I promise that it will be really nice in Raccoon City.

If there's a perfect word to describe A Perfect Getaway, it is amateurish. This thriller has everything it takes to be sub-average: clichés, blatant misdirection, laughable dialogue and an absurd ending. I'm willing to bet writer-director David Twohy thought he was being clever by having the characters talk about their situation as if they were in a screenplay—you know, to give the movie an edge of self-awareness. He wasn't.

Twohy attempts to put pieces together that just don't fit. Could they ever? Any narrative elements can go together, I suppose, when you have the right storyteller, and it's not that Twohy is completely lacking in talent, but I can't help but think this was one of his screenplays collecting dust in the corner, and given how little consequence it has, it should have stayed there.

The plot follows a newlywed couple — Cliff (Steve Zahn) and Cydney (Milla Jovovich) — honeymooning in Hawaii. Their fun and romance comes to an end when they learn another couple just like them was recently murdered on the island and the killers are still at large. They have a sneaking suspicion it's the crazy couple (Marley Shelton and Chris Hemsworth) who flagged them down for a ride, but they're also leery of Nick (Timothy Olyphant) and Gina (Kiele Sanchez), who tag along with Cliff and Cydney as they hike to a far-off beach. Things gradually grow creepier and more unsettling when Nick shows off his hunting knife and starts killing goats, not to mention when he reminisces about his days as a soldier and being shot in the head.

Three couples. Two killers. Each couple suspects the other. Who could it be?

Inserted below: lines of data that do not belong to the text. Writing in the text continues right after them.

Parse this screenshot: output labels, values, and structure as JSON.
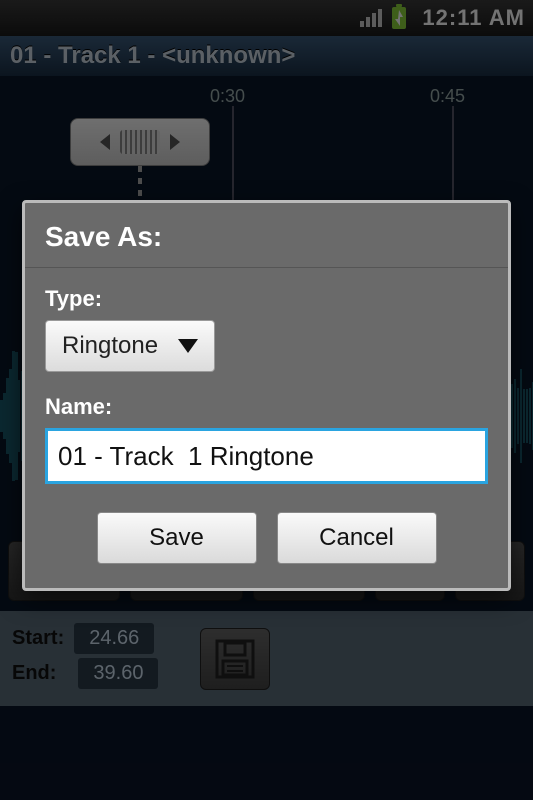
{
  "statusbar": {
    "time": "12:11 AM"
  },
  "titlebar": {
    "title": "01 - Track  1 - <unknown>"
  },
  "timeline": {
    "marker1": "0:30",
    "marker2": "0:45"
  },
  "timeinputs": {
    "start_label": "Start:",
    "end_label": "End:",
    "start_value": "24.66",
    "end_value": "39.60"
  },
  "dialog": {
    "title": "Save As:",
    "type_label": "Type:",
    "type_value": "Ringtone",
    "name_label": "Name:",
    "name_value": "01 - Track  1 Ringtone",
    "save_label": "Save",
    "cancel_label": "Cancel"
  }
}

The more important question is, who cares? The premise alone for A Perfect Getaway is hackneyed and lame, but a bigger problem is there are no interesting characters or dialogue, so it doesn't really matter to us who the killers are or who survives. I guessed who the killers were before the movie officially revealed them to us, but even the climax is too silly and poorly orchestrated to be effective.

One of the problems with the ending is the filmmakers don't know how to utilize their locations. At one point, a character looks down a giant hole and then stands up. The movie holds on a medium shot, as if another character is going to come out of nowhere (you know, the old "character is out of frame so therefore they can't be seen" trick). Even if that was the case, it's been done to death, but since it's not, the composition was pointless and distracting. But it didn't matter that much since my investment in the actual events was limited.

Again, it's amateurish. This is a dumb and forgettable movie and everyone involved seemed to mail their services in, as if this was a project in between the better and more important ones. If that's the case, save yourself a trip to A Perfect Getaway and wait for the better and more important movies to come along.